A Saint-Pétersbourg, une jeune femme a lancé un cocktail Molotov à l'entrée d'un bureau de vote dans une école, sans faire de victimes, selon un responsable local. Elle a ensuite été arrêtée, d'après le média local Fontanka. 

Une opposition mobilisée, mais sans influence

Symbole d'une opposition muselée, les trois autres candidats à l'élection présidentielle étaient sélectionnés par le Kremlin et sur la même ligne que celui-ci. Aucune place n'a été laissée aux contradicteurs. Principal adversaire de Vladimir Poutine, Alexeï Navalny est mort en février, un "événement triste" selon le président russe, qui a déclaré qu'il avait été favorable à l'idée de l'échanger avec les Occidentaux. "Il n'y avait qu'une condition : que nous l'échangions pour qu'il ne revienne pas", a-t-il lancé.

La veuve de l'opposant politique numéro 1, Ioulia Navalnaïa, avait appelé les partisans d'Alexeï Navalny à se montrer en nombre en allant tous voter au même moment, dimanche à midi, contre le maître du Kremlin. Elle-même a voté après plusieurs heures d'attente dans une foule immense à l'ambassade de Russie à Berlin. "J'ai écrit (sur le bulletin de vote) le nom 'Navalny' parce qu'il n'est pas possible (...) qu'un mois avant les élections, le principal opposant à Poutine, déjà emprisonné, soit tué", a-t-elle déclaré à la presse après avoir voté.
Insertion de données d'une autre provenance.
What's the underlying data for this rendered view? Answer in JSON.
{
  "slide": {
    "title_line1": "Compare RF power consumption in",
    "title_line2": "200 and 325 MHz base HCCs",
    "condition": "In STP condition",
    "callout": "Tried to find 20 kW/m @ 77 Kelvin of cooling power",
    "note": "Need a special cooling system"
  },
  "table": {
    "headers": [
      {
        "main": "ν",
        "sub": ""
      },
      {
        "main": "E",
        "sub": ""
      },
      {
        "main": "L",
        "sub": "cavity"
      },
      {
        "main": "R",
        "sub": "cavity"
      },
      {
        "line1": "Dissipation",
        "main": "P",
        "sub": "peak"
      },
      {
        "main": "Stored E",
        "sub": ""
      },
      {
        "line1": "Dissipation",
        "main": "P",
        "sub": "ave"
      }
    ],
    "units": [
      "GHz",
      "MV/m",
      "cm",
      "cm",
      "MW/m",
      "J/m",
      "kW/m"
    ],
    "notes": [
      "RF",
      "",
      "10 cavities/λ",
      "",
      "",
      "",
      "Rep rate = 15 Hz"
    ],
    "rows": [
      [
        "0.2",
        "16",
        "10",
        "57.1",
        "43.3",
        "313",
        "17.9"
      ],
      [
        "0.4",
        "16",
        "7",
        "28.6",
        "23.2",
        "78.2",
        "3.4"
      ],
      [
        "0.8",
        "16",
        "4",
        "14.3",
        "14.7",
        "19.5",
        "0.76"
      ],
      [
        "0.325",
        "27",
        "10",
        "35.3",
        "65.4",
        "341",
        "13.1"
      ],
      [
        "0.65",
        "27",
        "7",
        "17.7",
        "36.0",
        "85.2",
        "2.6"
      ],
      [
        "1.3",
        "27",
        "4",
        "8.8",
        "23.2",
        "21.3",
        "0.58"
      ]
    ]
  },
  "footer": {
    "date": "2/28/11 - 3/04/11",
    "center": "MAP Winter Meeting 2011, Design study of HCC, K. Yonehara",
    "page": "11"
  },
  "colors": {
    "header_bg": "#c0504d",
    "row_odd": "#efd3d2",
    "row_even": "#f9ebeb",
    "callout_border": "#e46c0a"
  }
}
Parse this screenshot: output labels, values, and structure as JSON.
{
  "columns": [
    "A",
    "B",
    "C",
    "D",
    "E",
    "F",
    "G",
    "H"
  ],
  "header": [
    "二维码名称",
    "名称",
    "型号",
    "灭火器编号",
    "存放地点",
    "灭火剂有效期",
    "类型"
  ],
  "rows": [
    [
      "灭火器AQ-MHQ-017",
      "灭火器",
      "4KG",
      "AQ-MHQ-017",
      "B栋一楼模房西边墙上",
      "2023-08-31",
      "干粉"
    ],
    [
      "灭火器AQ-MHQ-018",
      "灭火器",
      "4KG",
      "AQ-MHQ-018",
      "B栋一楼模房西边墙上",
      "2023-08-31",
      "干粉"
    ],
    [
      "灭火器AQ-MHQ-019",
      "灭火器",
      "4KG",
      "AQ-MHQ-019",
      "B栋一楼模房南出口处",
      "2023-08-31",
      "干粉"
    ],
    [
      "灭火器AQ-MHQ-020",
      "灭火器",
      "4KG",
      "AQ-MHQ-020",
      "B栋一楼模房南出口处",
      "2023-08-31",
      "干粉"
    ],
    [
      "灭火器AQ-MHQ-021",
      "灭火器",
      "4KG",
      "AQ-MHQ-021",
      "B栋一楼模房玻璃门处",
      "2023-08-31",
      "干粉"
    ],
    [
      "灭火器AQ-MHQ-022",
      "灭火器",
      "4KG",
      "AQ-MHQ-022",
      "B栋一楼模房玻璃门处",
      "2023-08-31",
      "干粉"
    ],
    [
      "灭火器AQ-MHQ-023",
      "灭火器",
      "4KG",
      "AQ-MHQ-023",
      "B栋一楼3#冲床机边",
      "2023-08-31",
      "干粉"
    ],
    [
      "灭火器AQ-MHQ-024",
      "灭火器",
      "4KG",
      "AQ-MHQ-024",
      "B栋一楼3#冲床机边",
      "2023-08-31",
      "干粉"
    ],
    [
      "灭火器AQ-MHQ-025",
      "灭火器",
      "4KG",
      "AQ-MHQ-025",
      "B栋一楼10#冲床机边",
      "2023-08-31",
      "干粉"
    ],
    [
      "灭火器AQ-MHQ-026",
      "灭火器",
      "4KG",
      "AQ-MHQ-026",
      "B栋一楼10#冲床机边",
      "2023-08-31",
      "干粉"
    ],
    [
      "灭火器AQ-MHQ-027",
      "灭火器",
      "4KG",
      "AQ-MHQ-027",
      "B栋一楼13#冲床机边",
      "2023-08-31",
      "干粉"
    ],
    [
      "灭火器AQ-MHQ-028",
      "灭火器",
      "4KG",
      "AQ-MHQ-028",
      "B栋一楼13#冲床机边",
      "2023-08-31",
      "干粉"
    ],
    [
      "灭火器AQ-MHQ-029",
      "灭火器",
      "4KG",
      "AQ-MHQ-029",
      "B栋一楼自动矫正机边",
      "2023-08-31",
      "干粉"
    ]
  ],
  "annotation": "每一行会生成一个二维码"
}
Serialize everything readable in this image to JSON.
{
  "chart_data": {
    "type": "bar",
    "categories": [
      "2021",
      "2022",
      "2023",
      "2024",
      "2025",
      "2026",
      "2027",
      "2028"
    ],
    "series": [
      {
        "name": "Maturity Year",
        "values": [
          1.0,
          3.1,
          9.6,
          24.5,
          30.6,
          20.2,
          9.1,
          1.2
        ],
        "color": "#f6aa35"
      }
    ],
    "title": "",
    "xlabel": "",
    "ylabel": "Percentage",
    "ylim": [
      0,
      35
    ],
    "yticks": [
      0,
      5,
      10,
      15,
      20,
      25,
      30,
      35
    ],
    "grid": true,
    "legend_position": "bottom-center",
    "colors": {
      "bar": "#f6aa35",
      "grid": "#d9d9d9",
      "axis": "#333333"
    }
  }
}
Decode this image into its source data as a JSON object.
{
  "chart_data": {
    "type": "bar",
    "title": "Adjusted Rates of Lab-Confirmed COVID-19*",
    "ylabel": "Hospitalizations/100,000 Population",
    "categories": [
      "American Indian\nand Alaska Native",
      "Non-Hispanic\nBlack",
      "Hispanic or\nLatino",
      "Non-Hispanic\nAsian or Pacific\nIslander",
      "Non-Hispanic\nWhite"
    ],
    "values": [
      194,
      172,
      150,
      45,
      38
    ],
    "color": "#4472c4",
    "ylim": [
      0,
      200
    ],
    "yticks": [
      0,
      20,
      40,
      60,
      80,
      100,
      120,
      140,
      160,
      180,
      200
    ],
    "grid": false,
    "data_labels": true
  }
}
L'équipe d'Alexeï Navalny a déclaré que le score obtenu par Vladimir Poutine à la présidentielle russe n'avait "pas de lien avec la réalité".

Vladimir Poutine a assuré lundi que les actions de protestation à l'appel de l'opposition n'avaient eu "aucun effet" sur la présidentielle, tout en menaçant de poursuites ceux qui ont gâché des bulletins de vote. "Il s'agit d'une infraction pénale et nos forces de l'ordre et nos instances judiciaires agiront conformément à la loi", a-t-il menacé.

L'Europe déplore des élections inéquitables, la Chine félicite Poutine

Les réactions internationales après cette réélection se sont multipliées. La France a déploré lundi que "les conditions d'une élection libre, pluraliste et démocratique" n'aient pas été "une nouvelle fois" réunies. Le ministère des Affaires étrangères a en outre salué "le courage des nombreux citoyens russes ayant manifesté pacifiquement leur opposition à cette atteinte à leurs droits politiques fondamentaux".

La réélection de Vladimir Poutine est basée sur "la répression et l'intimidation", a, de son côté, déclaré lundi le chef de la diplomatie européenne, Josep Borrell. Le secrétaire d'Etat aux Affaires étrangères du Royaume-Uni, David Cameron, a, lui, dénoncé dès dimanche "l'organisation illégale d'élections sur le territoire ukrainien, l'absence de choix pour les électeurs", et "l'absence de contrôle indépendant de l'OSCE", l'Organisation pour la sécurité et la coopération en Europe.

La Pologne a réagi en affirmant que cette élection n'était "pas légale, libre et équitable", ajoutant que le scrutin s'était déroulé "dans un contexte de répressions sévères" et dans les régions occupées de l'Ukraine, en violation du droit international. Le président ukrainien, Volodymyr Zelensky, a, lui, estimé que Vladimir Poutine était un homme "ivre de pouvoir" voulant "régner éternellement". Les Etats-Unis ont critiqué la tenue du scrutin dans les territoires ukrainiens occupés par Moscou.

Les dirigeants du Venezuela, du Nicaragua, de Cuba et de Bolivie ont de leur côté félicité Vladimir Poutine pour sa réélection, tout comme la Chine, qui a exprimé "ses félicitations", selon le porte-parole du ministère des Affaires étrangères chinois. "Nous sommes convaincus que, sous la direction stratégique du président Xi Jinping et du président Poutine, les relations entre la Chine et la Russie continueront à progresser", a-t-il ajouté.